April 20th, 2011 Nick Stamoulis Posted in Keyword Research, keywords, optimization No Comments »

For most websites, the page that draws the most amount of traffic is the home page. It makes sense; the homepage is you introducing your website to the visitor. It’s the face of your online brand and is often the page that gets linked to by outside sources. But you shouldn’t put all your eggs in one basket and stuff all your keywords onto the landing page. You shouldn’t be putting all your keywords on any one page at all.

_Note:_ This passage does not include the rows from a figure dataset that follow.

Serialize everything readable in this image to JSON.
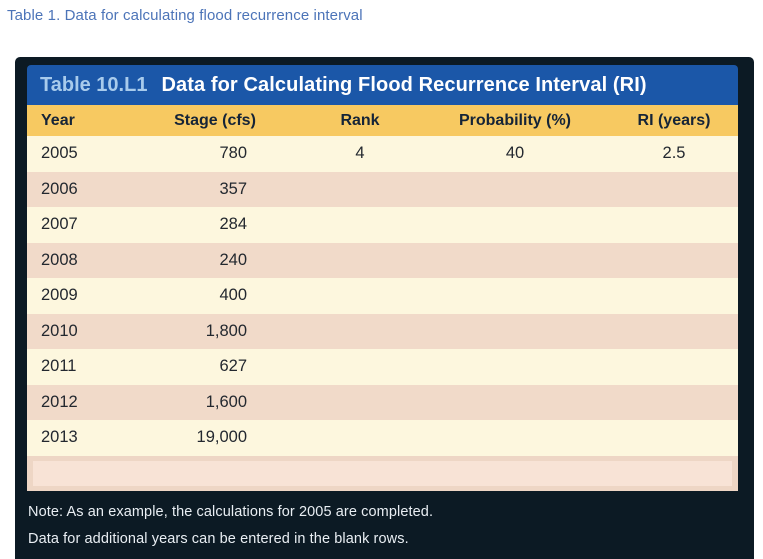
{
  "page": {
    "caption": "Table 1. Data for calculating flood recurrence interval"
  },
  "table": {
    "label": "Table 10.L1",
    "title": "Data for Calculating Flood Recurrence Interval (RI)",
    "headers": [
      "Year",
      "Stage (cfs)",
      "Rank",
      "Probability (%)",
      "RI (years)"
    ],
    "rows": [
      {
        "year": "2005",
        "stage": "780",
        "rank": "4",
        "probability": "40",
        "ri": "2.5"
      },
      {
        "year": "2006",
        "stage": "357",
        "rank": "",
        "probability": "",
        "ri": ""
      },
      {
        "year": "2007",
        "stage": "284",
        "rank": "",
        "probability": "",
        "ri": ""
      },
      {
        "year": "2008",
        "stage": "240",
        "rank": "",
        "probability": "",
        "ri": ""
      },
      {
        "year": "2009",
        "stage": "400",
        "rank": "",
        "probability": "",
        "ri": ""
      },
      {
        "year": "2010",
        "stage": "1,800",
        "rank": "",
        "probability": "",
        "ri": ""
      },
      {
        "year": "2011",
        "stage": "627",
        "rank": "",
        "probability": "",
        "ri": ""
      },
      {
        "year": "2012",
        "stage": "1,600",
        "rank": "",
        "probability": "",
        "ri": ""
      },
      {
        "year": "2013",
        "stage": "19,000",
        "rank": "",
        "probability": "",
        "ri": ""
      }
    ],
    "empty_row_value": "",
    "notes": [
      "Note: As an example, the calculations for 2005 are completed.",
      "Data for additional years can be entered in the blank rows."
    ],
    "colors": {
      "frame": "#0c1a24",
      "title_bar": "#1b57a8",
      "title_label_text": "#a8cbec",
      "title_text": "#ffffff",
      "header_bg": "#f7c961",
      "header_text": "#152437",
      "row_cream": "#fdf7de",
      "row_pink": "#f1dac9",
      "empty_row_bg": "#eed6c5",
      "empty_row_field": "#f8e3d6",
      "caption_text": "#4c74b8"
    }
  }
}
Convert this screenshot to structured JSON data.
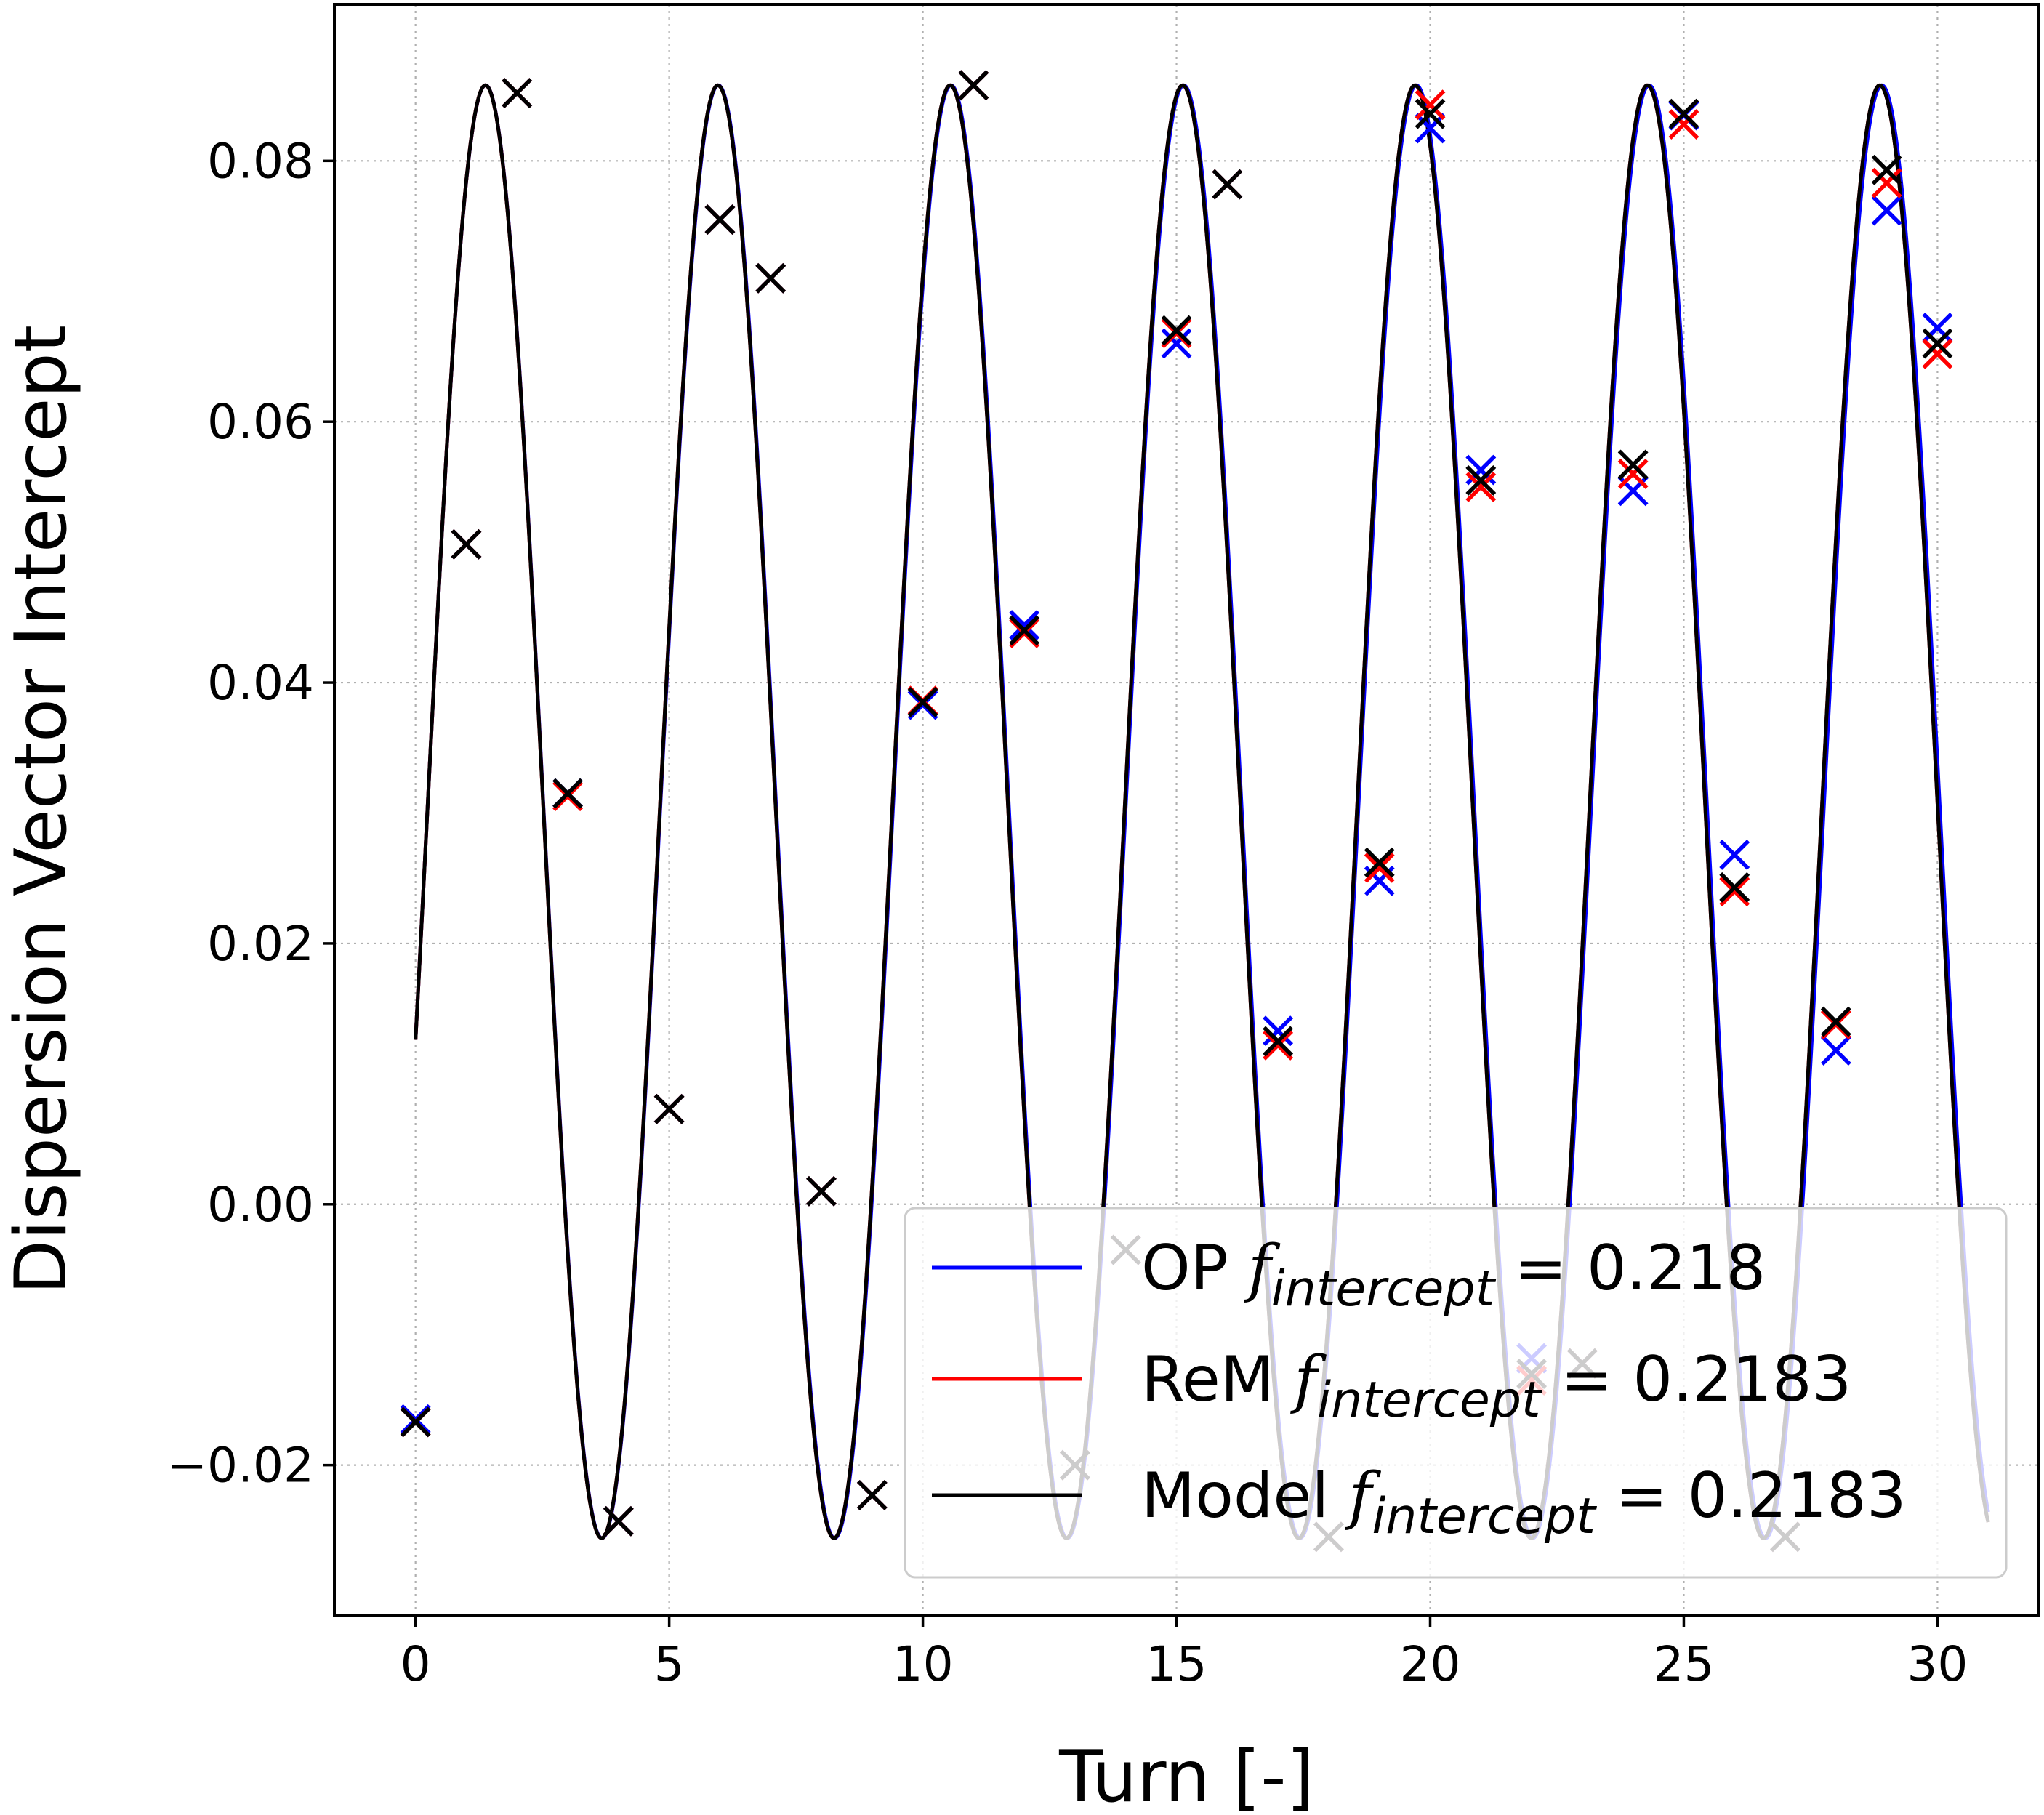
{
  "chart_data": {
    "type": "line",
    "xlabel": "Turn [-]",
    "ylabel": "Dispersion Vector Intercept",
    "xlim": [
      -1.6,
      32.0
    ],
    "ylim": [
      -0.0315,
      0.092
    ],
    "xticks": [
      0,
      5,
      10,
      15,
      20,
      25,
      30
    ],
    "xtick_labels": [
      "0",
      "5",
      "10",
      "15",
      "20",
      "25",
      "30"
    ],
    "yticks": [
      -0.02,
      0.0,
      0.02,
      0.04,
      0.06,
      0.08
    ],
    "ytick_labels": [
      "−0.02",
      "0.00",
      "0.02",
      "0.04",
      "0.06",
      "0.08"
    ],
    "grid": true,
    "legend_position": "bottom-right",
    "series": [
      {
        "name": "OP",
        "tune_label": "intercept",
        "tune_value": "0.218",
        "color": "#0000ff",
        "model": {
          "freq": 0.218,
          "amplitude": 0.0557,
          "offset": 0.0301,
          "phase": -1.89
        },
        "points": [
          [
            0,
            -0.0165
          ],
          [
            1,
            0.0506
          ],
          [
            2,
            0.0852
          ],
          [
            3,
            0.0315
          ],
          [
            4,
            -0.0243
          ],
          [
            5,
            0.0073
          ],
          [
            6,
            0.0755
          ],
          [
            7,
            0.071
          ],
          [
            8,
            0.001
          ],
          [
            9,
            -0.0223
          ],
          [
            10,
            0.0383
          ],
          [
            11,
            0.0858
          ],
          [
            12,
            0.0444
          ],
          [
            13,
            -0.02
          ],
          [
            14,
            -0.0035
          ],
          [
            15,
            0.066
          ],
          [
            16,
            0.0782
          ],
          [
            17,
            0.0133
          ],
          [
            18,
            -0.0255
          ],
          [
            19,
            0.0248
          ],
          [
            20,
            0.0825
          ],
          [
            21,
            0.0563
          ],
          [
            22,
            -0.0118
          ],
          [
            23,
            -0.0122
          ],
          [
            24,
            0.0547
          ],
          [
            25,
            0.0835
          ],
          [
            26,
            0.0268
          ],
          [
            27,
            -0.0255
          ],
          [
            28,
            0.0118
          ],
          [
            29,
            0.0762
          ],
          [
            30,
            0.0672
          ]
        ]
      },
      {
        "name": "ReM",
        "tune_label": "intercept",
        "tune_value": "0.2183",
        "color": "#ff0000",
        "model": {
          "freq": 0.2183,
          "amplitude": 0.0557,
          "offset": 0.0301,
          "phase": -1.89
        },
        "points": [
          [
            0,
            -0.0167
          ],
          [
            1,
            0.0506
          ],
          [
            2,
            0.0852
          ],
          [
            3,
            0.0313
          ],
          [
            4,
            -0.0243
          ],
          [
            5,
            0.0073
          ],
          [
            6,
            0.0755
          ],
          [
            7,
            0.071
          ],
          [
            8,
            0.001
          ],
          [
            9,
            -0.0223
          ],
          [
            10,
            0.0386
          ],
          [
            11,
            0.0858
          ],
          [
            12,
            0.0438
          ],
          [
            13,
            -0.02
          ],
          [
            14,
            -0.0035
          ],
          [
            15,
            0.0668
          ],
          [
            16,
            0.0782
          ],
          [
            17,
            0.0122
          ],
          [
            18,
            -0.0255
          ],
          [
            19,
            0.0258
          ],
          [
            20,
            0.0843
          ],
          [
            21,
            0.055
          ],
          [
            22,
            -0.0135
          ],
          [
            23,
            -0.0122
          ],
          [
            24,
            0.056
          ],
          [
            25,
            0.0828
          ],
          [
            26,
            0.024
          ],
          [
            27,
            -0.0255
          ],
          [
            28,
            0.0138
          ],
          [
            29,
            0.0783
          ],
          [
            30,
            0.0652
          ]
        ]
      },
      {
        "name": "Model",
        "tune_label": "intercept",
        "tune_value": "0.2183",
        "color": "#000000",
        "model": {
          "freq": 0.2183,
          "amplitude": 0.0557,
          "offset": 0.0301,
          "phase": -1.89
        },
        "points": [
          [
            0,
            -0.0167
          ],
          [
            1,
            0.0506
          ],
          [
            2,
            0.0852
          ],
          [
            3,
            0.0315
          ],
          [
            4,
            -0.0243
          ],
          [
            5,
            0.0073
          ],
          [
            6,
            0.0755
          ],
          [
            7,
            0.071
          ],
          [
            8,
            0.001
          ],
          [
            9,
            -0.0223
          ],
          [
            10,
            0.0385
          ],
          [
            11,
            0.0858
          ],
          [
            12,
            0.044
          ],
          [
            13,
            -0.02
          ],
          [
            14,
            -0.0035
          ],
          [
            15,
            0.067
          ],
          [
            16,
            0.0782
          ],
          [
            17,
            0.0125
          ],
          [
            18,
            -0.0255
          ],
          [
            19,
            0.0262
          ],
          [
            20,
            0.0836
          ],
          [
            21,
            0.0555
          ],
          [
            22,
            -0.013
          ],
          [
            23,
            -0.0122
          ],
          [
            24,
            0.0567
          ],
          [
            25,
            0.0836
          ],
          [
            26,
            0.0243
          ],
          [
            27,
            -0.0255
          ],
          [
            28,
            0.014
          ],
          [
            29,
            0.0793
          ],
          [
            30,
            0.066
          ]
        ]
      }
    ],
    "model_x_range": [
      0,
      31
    ]
  }
}
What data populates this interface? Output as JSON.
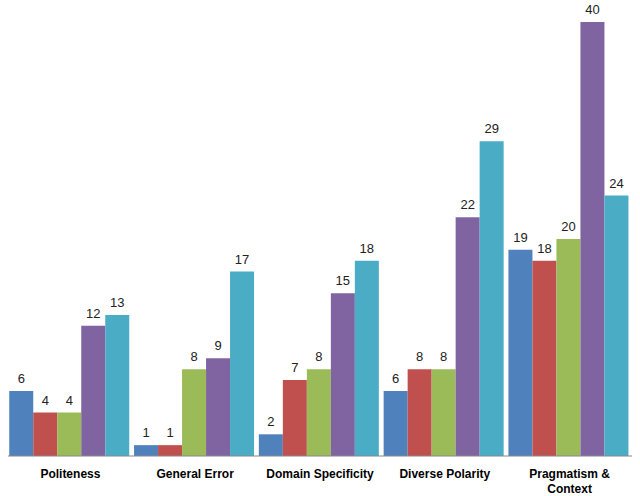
{
  "chart_data": {
    "type": "bar",
    "categories": [
      "Politeness",
      "General Error",
      "Domain Specificity",
      "Diverse Polarity",
      "Pragmatism & Context"
    ],
    "series": [
      {
        "color": "#4f81bd",
        "values": [
          6,
          1,
          2,
          6,
          19
        ]
      },
      {
        "color": "#c0504d",
        "values": [
          4,
          1,
          7,
          8,
          18
        ]
      },
      {
        "color": "#9bbb59",
        "values": [
          4,
          8,
          8,
          8,
          20
        ]
      },
      {
        "color": "#8064a2",
        "values": [
          12,
          9,
          15,
          22,
          40
        ]
      },
      {
        "color": "#4bacc6",
        "values": [
          13,
          17,
          18,
          29,
          24
        ]
      }
    ],
    "ylim": [
      0,
      40
    ],
    "grid": false,
    "data_labels": true,
    "tick_labels": "x"
  }
}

Keywords should always be page specific and based on the content of that particular page. Let’s say you run a dress boutique that sells wedding and prom dresses. Why would you try to incorporate prom dress keywords into the wedding dress page? A girl looking for her prom dress is probably in high school and marriage is a long way off. She isn’t looking for “the dress,” she’s looking for the latest is prom dress fashion. Bringing the prom dress shopper to your wedding dress page provides a bad user-experience and might make the visitor feel like they’ve been tricked.

A good rule of thumb is to identify and incorporate 2-5 keywords per page. Again, they have to be based on the content of that page. Back to our dress boutique; they may offer custom tailoring services, but those keywords should only appear on the tailoring services page of the site. They may talk about their tailoring services on the homepage content, but those keywords shouldn’t be the main focus.

If you aren’t sure what keywords you should be targeting on each page, take at look at your analytics. This will tell you what people are searching for that drew them to that page of your site. Pick a few of the top ranking ones and plug those into the Google keyword research tool to find appropriate variations to consider incorporating. Take your big list of keywords and scrub them down until you get the 5 best options.

Don’t over-stuff your content with keywords, regardless of how relevant. They should be seamlessly integrated into the content in a way that feels natural for the reader.